Hindustan Times, New Delhi | By
Sep 10, 2017 10:40 PM IST

United Left candidate Geeta Kumari won the president’s post by defeating Nidhi Tripathi of ABVP by 464 votes.

The United Left alliance won all the four central panel posts at the Jawaharlal Nehru University Students Union (JNUSU) election, vindicating their poll slogan “JNU lal hain; lal rahega” (JNU is Red, will stay Red), even as ABVP managed to come a distant second.

Students and supporters shout slogans during the DUSU elections Counting 2017 at JNU Campus in New Delhi on Saturday.(Arun Sharma/HT Photo)
Students and supporters shout slogans during the DUSU elections Counting 2017 at JNU Campus in New Delhi on Saturday.(Arun Sharma/HT Photo)

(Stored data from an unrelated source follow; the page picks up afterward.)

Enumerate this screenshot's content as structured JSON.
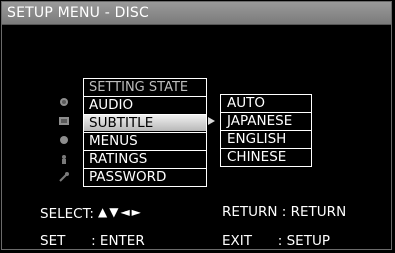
{
  "title": "SETUP MENU - DISC",
  "menu": {
    "header": "SETTING STATE",
    "items": [
      {
        "label": "AUDIO",
        "icon": "speaker-icon"
      },
      {
        "label": "SUBTITLE",
        "icon": "subtitle-icon",
        "selected": true
      },
      {
        "label": "MENUS",
        "icon": "disc-menu-icon"
      },
      {
        "label": "RATINGS",
        "icon": "ratings-icon"
      },
      {
        "label": "PASSWORD",
        "icon": "key-icon"
      }
    ]
  },
  "submenu": {
    "options": [
      "AUTO",
      "JAPANESE",
      "ENGLISH",
      "CHINESE"
    ]
  },
  "footer": {
    "select_label": "SELECT:",
    "select_arrows": "▲▼◄►",
    "return_label": "RETURN : RETURN",
    "set_label": "SET      : ENTER",
    "exit_label": "EXIT      : SETUP"
  },
  "colors": {
    "title_bar": "#8a8a8a",
    "selected_item": "#d0d0d0",
    "background": "#000000"
  }
}
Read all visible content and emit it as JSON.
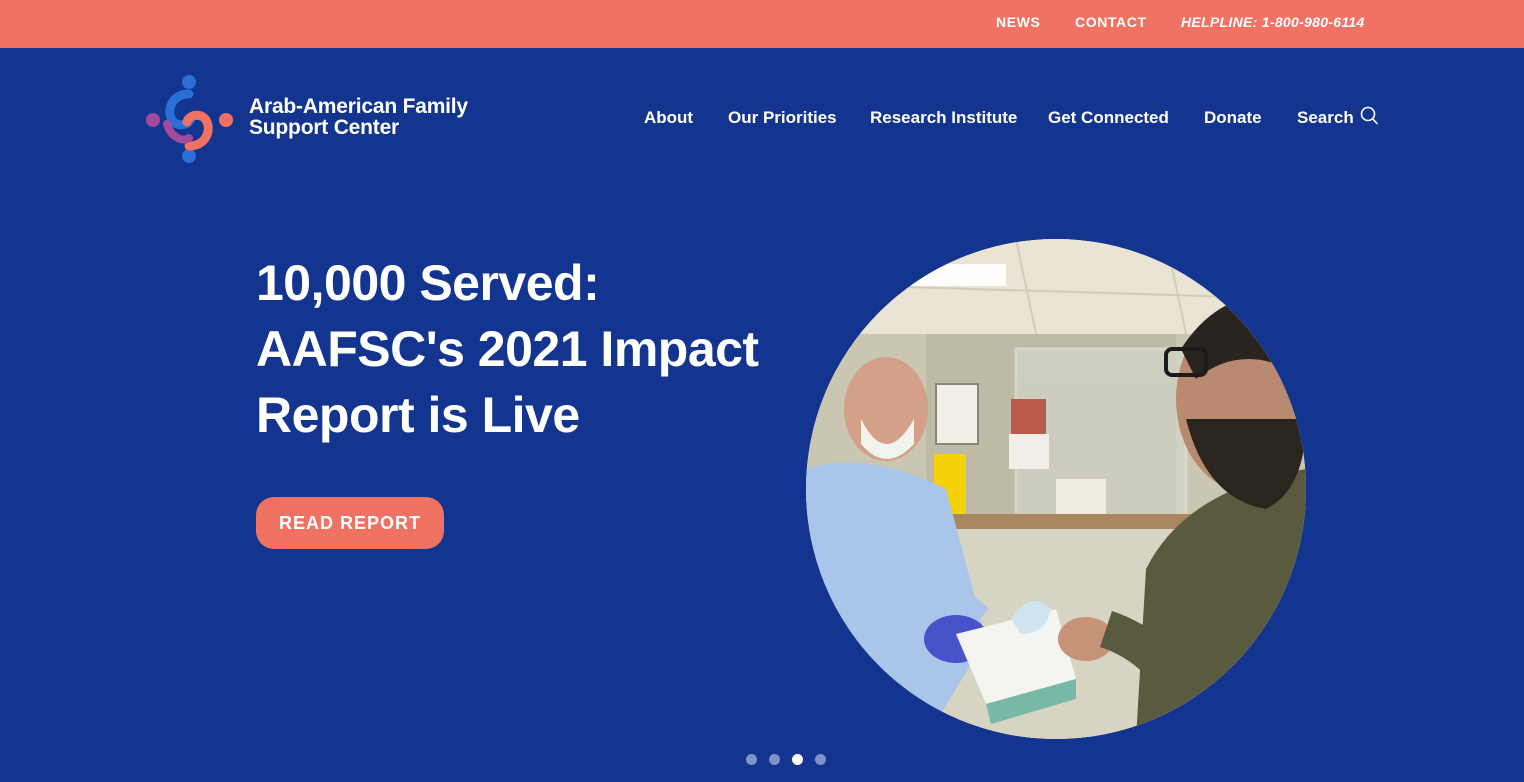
{
  "topbar": {
    "news": "NEWS",
    "contact": "CONTACT",
    "helpline": "HELPLINE: 1-800-980-6114",
    "bg_color": "#f07263"
  },
  "header": {
    "logo_line1": "Arab-American Family",
    "logo_line2": "Support Center",
    "nav": {
      "about": "About",
      "priorities": "Our Priorities",
      "research": "Research Institute",
      "connected": "Get Connected",
      "donate": "Donate",
      "search": "Search"
    },
    "search_icon": "search-icon",
    "bg_color": "#13358f"
  },
  "hero": {
    "title_line1": "10,000 Served:",
    "title_line2": "AAFSC's 2021 Impact",
    "title_line3": "Report is Live",
    "cta": "READ REPORT",
    "cta_color": "#f07263",
    "image_alt": "Staff member handing a box of face masks to a visitor"
  },
  "carousel": {
    "slide_count": 4,
    "active_index": 3
  }
}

Around 2:30 am on Sunday, the JNUSU Election Committee announced that Geeta Kumari, Simone Zoya Khan, Duggirala Srikrishna, Shubhanshu Singh, all of the Left alliance, had been elected to the posts of president, vice president, general secretary and joint secretary.

The United Left is an alliance of the All India Students Association (AISA), Students Federation of India (SFI) and the Democratic Students Front (DSF), all students’ wings of Left political parties, while Akhil Bharatiya Vidyarthi Parishad (ABVP) is their counterpart from the Hindu-nationalist outfit RSS.

The Birsa Ambedkar Phule Students’ Association (BAPSA), an association of students from backward and neglected communities, trailed at the third position.

For long, JNU students’ union has been a bastion of the Left-wing parties. Since 2014, when Narendra Modi-led BJP stormed to power at the Centre, the Left has been involved in a tussle with the rising forces of ABVP.

ABVP had managed to get a seat in the central panel in 2015 when Saurabh Sharma was named the joint secretary in 2015, but it lost out last year when AISA-SFI coalition swept the polls.

In this year’s election, a total of 4,639 votes were cast on Friday, marking a 58.69% turnout, which was marginally lower than the previous year’s over 59%. Of these, 4,620, were counted as valid.

Srikrishna, the new general secretary-elect, received the most votes and also maintained the highest margin. With 2,082 votes, he was 1,107 votes ahead of the runner-up, ABVP’s Nikunj Makwana.

The “tightest” race was for the president’s post, where Kumari breezed towards a comfortable win with 1,506 votes over ABVP’s Nidhi Tripathi, who trailed her by 464 votes.

The results of the councillor seats for various schools were announced on Saturday, with the Left unity winning big in humanities schools.

They won all five seats at the School of Language, Literature and Culture Studies (SLL&CS) and four of the five seats at the School of Social Sciences (SSS) and the School of International Studies (SIS).

A Bhagat Singh Ambedkar Students’ Organisation (BASO)-backed candidate, Chepal Sherpa, claimed one seat at the SSS and an independent candidate, Prahlad Kumar Singh, won a seat at the SIS.

While humanities and social sciences schools voted for the Left, the science schools leaned towards the right and voted big for ABVP. Two of the three councillor seats at the School of Environmental Sciences (SES), all three councillor seats at the School of Computer and System Sciences (SC&SS) and School of Life Sciences (SLS) each, the one seat at the School of Physical Sciences (SPS) were won by candidates whom the ABVP claimed to back.

The Left had seemed almost sure of victory by late night on Saturday, as the slogan “JNU Lal Hain; Lal Rahega” erupted at many places in the campus.